Hello Team,
I have 2 HTML input containing Japanese Texts with different font size and formatting but using the same font family name “MS Mincho”. I have installed this font in the linux system where the HTML is being converted to EMF image using ASPOSE Words library v24.1 and also within the Windows machine where the EMF image is being embedded into the MS Excel Document.
I do notice that the “text2” HTML input gets converted to EMF image while the “text1” HTML input is not converted correctly but shows garbled characters.
Sample Logic:
public void getRenderedDocument(String inpFile) {
try {
byte[] htmlBytes = Files.readAllBytes(inpFile + ".html"); // here the input file is passed "text1" and "text2"
// Define HTML loadoptions to load the HTML bytes into Word Document
HtmlLoadOptions options = new HtmlLoadOptions();
// To avoid converting Metafile images to PNG image.
options.setConvertMetafilesToPng(false);
// Initialize Word Document with HTML bytes.
Document doc = new Document(htmlBytes, options);
// Get DocumentBuilder instance to update document properties
// such as Size, Alignment, Format, etc.
DocumentBuilder builder = new DocumentBuilder(doc);
PageSetup pageSetup = builder.getPageSetup();
Section section = doc.getFirstSection();
Body body = section.getBody();
// update the Page Properties such as Margin and Size
updatePageProperties(pageSetup, contentLayout);
// The source HTML passed within {@code Document} will have atleast
// 1 <table> element present when it is a Text/Note/Grid object.
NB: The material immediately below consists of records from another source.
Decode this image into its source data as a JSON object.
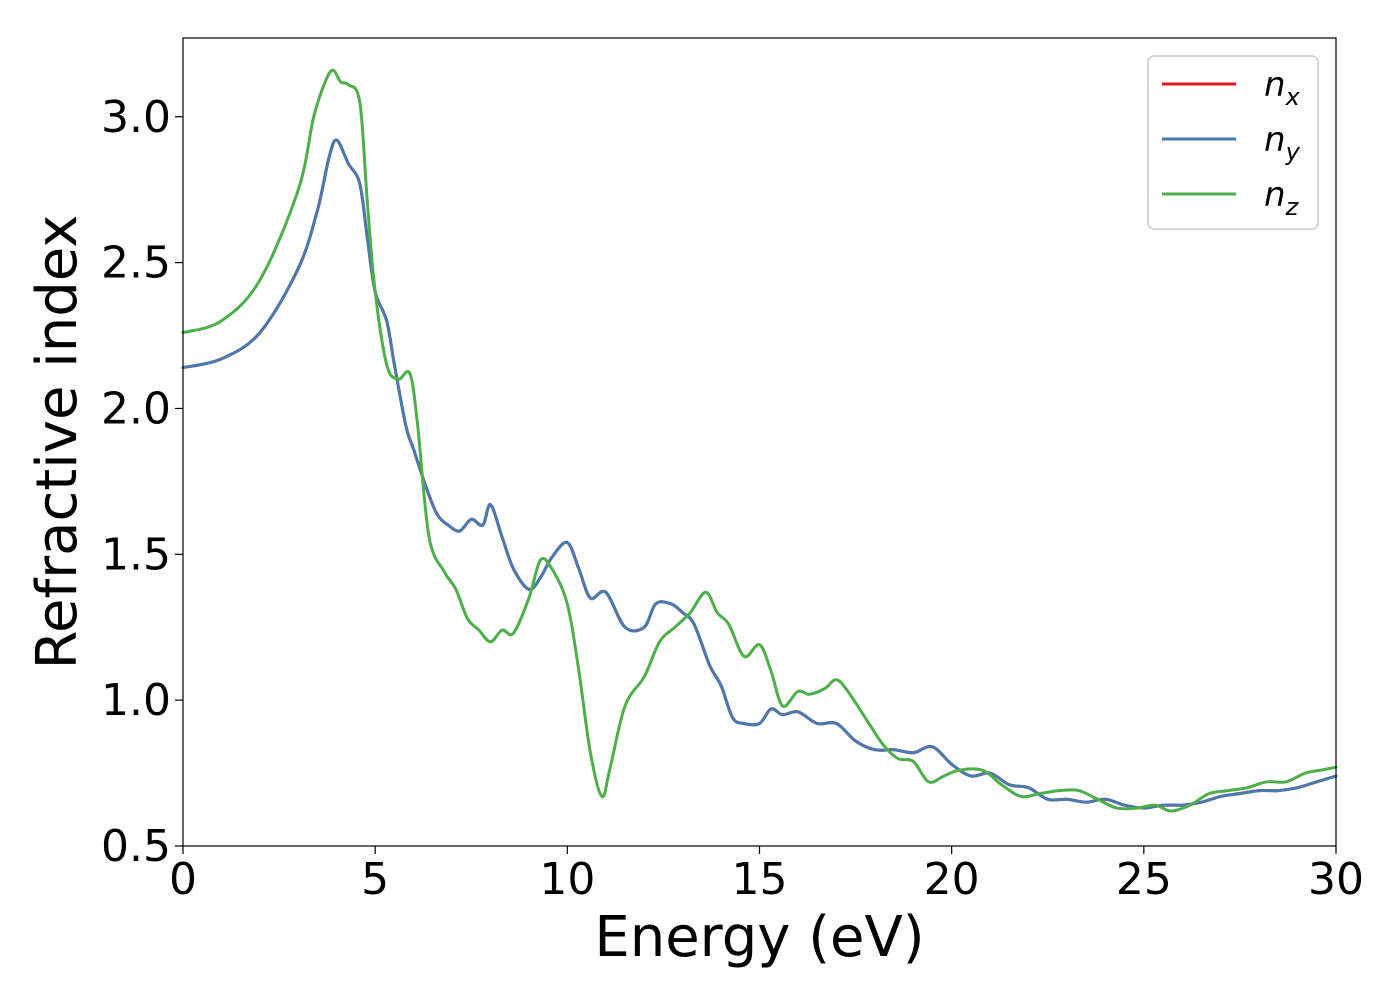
{
  "chart_data": {
    "type": "line",
    "xlabel": "Energy (eV)",
    "ylabel": "Refractive index",
    "xlim": [
      0,
      30
    ],
    "ylim": [
      0.5,
      3.27
    ],
    "xticks": [
      "0",
      "5",
      "10",
      "15",
      "20",
      "25",
      "30"
    ],
    "yticks": [
      "0.5",
      "1.0",
      "1.5",
      "2.0",
      "2.5",
      "3.0"
    ],
    "grid": false,
    "legend_position": "top-right",
    "series": [
      {
        "name": "n_x",
        "label_base": "n",
        "label_sub": "x",
        "color": "#e41a1c",
        "x": [
          0,
          1,
          2,
          3,
          3.5,
          3.8,
          4.0,
          4.3,
          4.6,
          4.8,
          5.0,
          5.3,
          5.5,
          5.8,
          6.0,
          6.3,
          6.6,
          6.9,
          7.2,
          7.5,
          7.8,
          8.0,
          8.3,
          8.6,
          9.0,
          9.3,
          9.6,
          10.0,
          10.3,
          10.6,
          11.0,
          11.5,
          12.0,
          12.3,
          12.7,
          13.0,
          13.3,
          13.7,
          14.0,
          14.3,
          14.6,
          15.0,
          15.3,
          15.6,
          16.0,
          16.5,
          17.0,
          17.5,
          18.0,
          18.5,
          19.0,
          19.5,
          20.0,
          20.5,
          21.0,
          21.5,
          22.0,
          22.5,
          23.0,
          23.5,
          24.0,
          24.5,
          25.0,
          25.5,
          26.0,
          26.5,
          27.0,
          27.5,
          28.0,
          28.5,
          29.0,
          29.5,
          30.0
        ],
        "y": [
          2.14,
          2.17,
          2.26,
          2.48,
          2.68,
          2.86,
          2.92,
          2.84,
          2.77,
          2.58,
          2.4,
          2.3,
          2.15,
          1.94,
          1.86,
          1.74,
          1.64,
          1.6,
          1.58,
          1.62,
          1.6,
          1.67,
          1.56,
          1.45,
          1.38,
          1.42,
          1.49,
          1.54,
          1.45,
          1.35,
          1.37,
          1.25,
          1.25,
          1.33,
          1.33,
          1.3,
          1.26,
          1.12,
          1.05,
          0.94,
          0.92,
          0.92,
          0.97,
          0.95,
          0.96,
          0.92,
          0.92,
          0.86,
          0.83,
          0.83,
          0.82,
          0.84,
          0.78,
          0.74,
          0.75,
          0.71,
          0.7,
          0.66,
          0.66,
          0.65,
          0.66,
          0.64,
          0.63,
          0.64,
          0.64,
          0.65,
          0.67,
          0.68,
          0.69,
          0.69,
          0.7,
          0.72,
          0.74
        ]
      },
      {
        "name": "n_y",
        "label_base": "n",
        "label_sub": "y",
        "color": "#4a79ad",
        "x": [
          0,
          1,
          2,
          3,
          3.5,
          3.8,
          4.0,
          4.3,
          4.6,
          4.8,
          5.0,
          5.3,
          5.5,
          5.8,
          6.0,
          6.3,
          6.6,
          6.9,
          7.2,
          7.5,
          7.8,
          8.0,
          8.3,
          8.6,
          9.0,
          9.3,
          9.6,
          10.0,
          10.3,
          10.6,
          11.0,
          11.5,
          12.0,
          12.3,
          12.7,
          13.0,
          13.3,
          13.7,
          14.0,
          14.3,
          14.6,
          15.0,
          15.3,
          15.6,
          16.0,
          16.5,
          17.0,
          17.5,
          18.0,
          18.5,
          19.0,
          19.5,
          20.0,
          20.5,
          21.0,
          21.5,
          22.0,
          22.5,
          23.0,
          23.5,
          24.0,
          24.5,
          25.0,
          25.5,
          26.0,
          26.5,
          27.0,
          27.5,
          28.0,
          28.5,
          29.0,
          29.5,
          30.0
        ],
        "y": [
          2.14,
          2.17,
          2.26,
          2.48,
          2.68,
          2.86,
          2.92,
          2.84,
          2.77,
          2.58,
          2.4,
          2.3,
          2.15,
          1.94,
          1.86,
          1.74,
          1.64,
          1.6,
          1.58,
          1.62,
          1.6,
          1.67,
          1.56,
          1.45,
          1.38,
          1.42,
          1.49,
          1.54,
          1.45,
          1.35,
          1.37,
          1.25,
          1.25,
          1.33,
          1.33,
          1.3,
          1.26,
          1.12,
          1.05,
          0.94,
          0.92,
          0.92,
          0.97,
          0.95,
          0.96,
          0.92,
          0.92,
          0.86,
          0.83,
          0.83,
          0.82,
          0.84,
          0.78,
          0.74,
          0.75,
          0.71,
          0.7,
          0.66,
          0.66,
          0.65,
          0.66,
          0.64,
          0.63,
          0.64,
          0.64,
          0.65,
          0.67,
          0.68,
          0.69,
          0.69,
          0.7,
          0.72,
          0.74
        ]
      },
      {
        "name": "n_z",
        "label_base": "n",
        "label_sub": "z",
        "color": "#4daf4a",
        "x": [
          0,
          1,
          2,
          3,
          3.4,
          3.7,
          3.9,
          4.1,
          4.3,
          4.6,
          4.8,
          5.0,
          5.3,
          5.6,
          5.9,
          6.1,
          6.4,
          6.8,
          7.1,
          7.4,
          7.7,
          8.0,
          8.3,
          8.6,
          9.0,
          9.3,
          9.6,
          10.0,
          10.3,
          10.6,
          10.9,
          11.1,
          11.5,
          12.0,
          12.4,
          12.8,
          13.2,
          13.6,
          13.9,
          14.2,
          14.6,
          15.0,
          15.3,
          15.6,
          16.0,
          16.3,
          16.7,
          17.0,
          17.3,
          17.8,
          18.2,
          18.6,
          19.0,
          19.4,
          19.8,
          20.2,
          20.8,
          21.3,
          21.8,
          22.3,
          22.8,
          23.3,
          23.8,
          24.3,
          24.8,
          25.3,
          25.7,
          26.2,
          26.7,
          27.2,
          27.7,
          28.2,
          28.7,
          29.2,
          29.6,
          30.0
        ],
        "y": [
          2.26,
          2.3,
          2.44,
          2.75,
          3.0,
          3.12,
          3.16,
          3.12,
          3.11,
          3.05,
          2.7,
          2.4,
          2.15,
          2.1,
          2.12,
          1.95,
          1.56,
          1.44,
          1.38,
          1.28,
          1.24,
          1.2,
          1.24,
          1.23,
          1.35,
          1.48,
          1.45,
          1.33,
          1.1,
          0.82,
          0.67,
          0.76,
          0.98,
          1.08,
          1.2,
          1.25,
          1.3,
          1.37,
          1.3,
          1.26,
          1.15,
          1.19,
          1.1,
          0.98,
          1.03,
          1.02,
          1.04,
          1.07,
          1.03,
          0.93,
          0.85,
          0.8,
          0.79,
          0.72,
          0.74,
          0.76,
          0.76,
          0.71,
          0.67,
          0.68,
          0.69,
          0.69,
          0.66,
          0.63,
          0.63,
          0.64,
          0.62,
          0.64,
          0.68,
          0.69,
          0.7,
          0.72,
          0.72,
          0.75,
          0.76,
          0.77
        ]
      }
    ]
  }
}
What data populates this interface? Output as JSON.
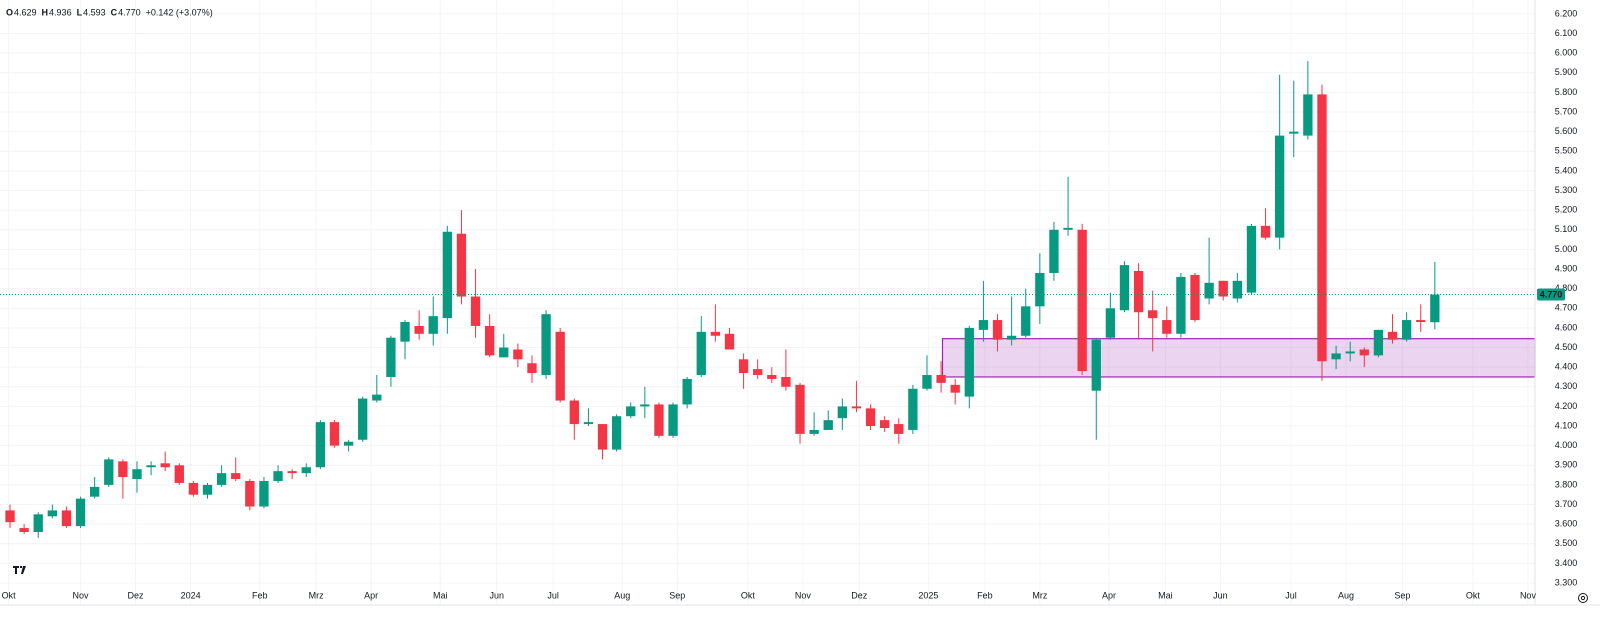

TableCollection tables = body.getTables();
if (tables.getCount() == 1) {
Table table = tables.get(0);
updateTableProperties(table);
}
// reset document last paragraph formatting properties
resetLastParagraphProperties(body);
//Save docx as EMF image
ImageSaveOptions emfOptions = new ImageSaveOptions(SaveFormat.EMF);
emfOptions.setPageSet(new PageSet(0));
doc.save(inpFile + ".emf", emfOptions);
} catch (Exception ex) {
throw new IllegalStateException(ex.getMessage(), ex);
}
}
private void updatePageProperties(PageSetup pageSetup) {
double imgHeight = ConvertUtil.pixelToPoint(70.0);
double imgWidth = ConvertUtil.pixelToPoint(385.0);
double margin = 0;
// reset page margin
pageSetup.setLeftMargin(margin);
pageSetup.setRightMargin(margin);
pageSetup.setTopMargin(margin);
pageSetup.setBottomMargin(margin);
// Set header and footer distance to default 0. Required to ensure no
// extra spacing is coming from header or footer.
pageSetup.setFooterDistance(0);
pageSetup.setHeaderDistance(0);
// Default paper type is LETTER so change to CUSTOM when setting new
// size.
pageSetup.setPaperSize(PaperSize.CUSTOM);
pageSetup.setPageWidth(imgWidth);
pageSetup.setPageHeight(imgHeight);
}
private void updateTableProperties(Table table) throws Exception{
// Reset left/right indent since table might be shifted left
table.setLeftIndent(0);
// Set Table {@code AutoFitBehavior} value
table.autoFit(AutoFitBehavior.FIXED_COLUMN_WIDTHS);
double rowHeight = ConvertUtil.pixelToPoint(70.0);
double cellWidth = ConvertUtil.pixelToPoint(385.0);
for (Row row : table.getRows()) {
RowFormat rowFmt = row.getRowFormat();
rowFmt.setAllowBreakAcrossPages(false);
rowFmt.setHeight(rowHeight);
rowFmt.setHeightRule(HeightRule.EXACTLY);
for(Cell cell : row.getCells()) {
CellFormat cellFmt = cell.getCellFormat();
cellFmt.setWidth(cellWidth);
cellFmt.setTopPadding(0);
cellFmt.setBottomPadding(0);
}
}
Node node = table.getLastRow().getLastChild();
if (node != null && node.getNodeType() == NodeType.PARAGRAPH &&
"\uFEFF \r".equals(node.getText())) {
node.remove();
}
}
private void resetLastParagraphProperties(Body body) {
Paragraph lastPara = body.getLastParagraph();
String paratext = lastPara.getText();
if (StringUtils.isNullOrBlank(paratext)) {
ParagraphFormat paraFmt = lastPara.getParagraphFormat();
paraFmt.setPageBreakBefore(true);
}
}
Attachments: SampleText.zip (17.7 KB)
Any idea, why is the Japanese characters not showing up correctly only for the input file “text1”? Both of them using the same fonts and they are passed to the ASPOSE Words library during the conversion. The issue will be clear when the HTML and EMF files for “text1” are compared visually.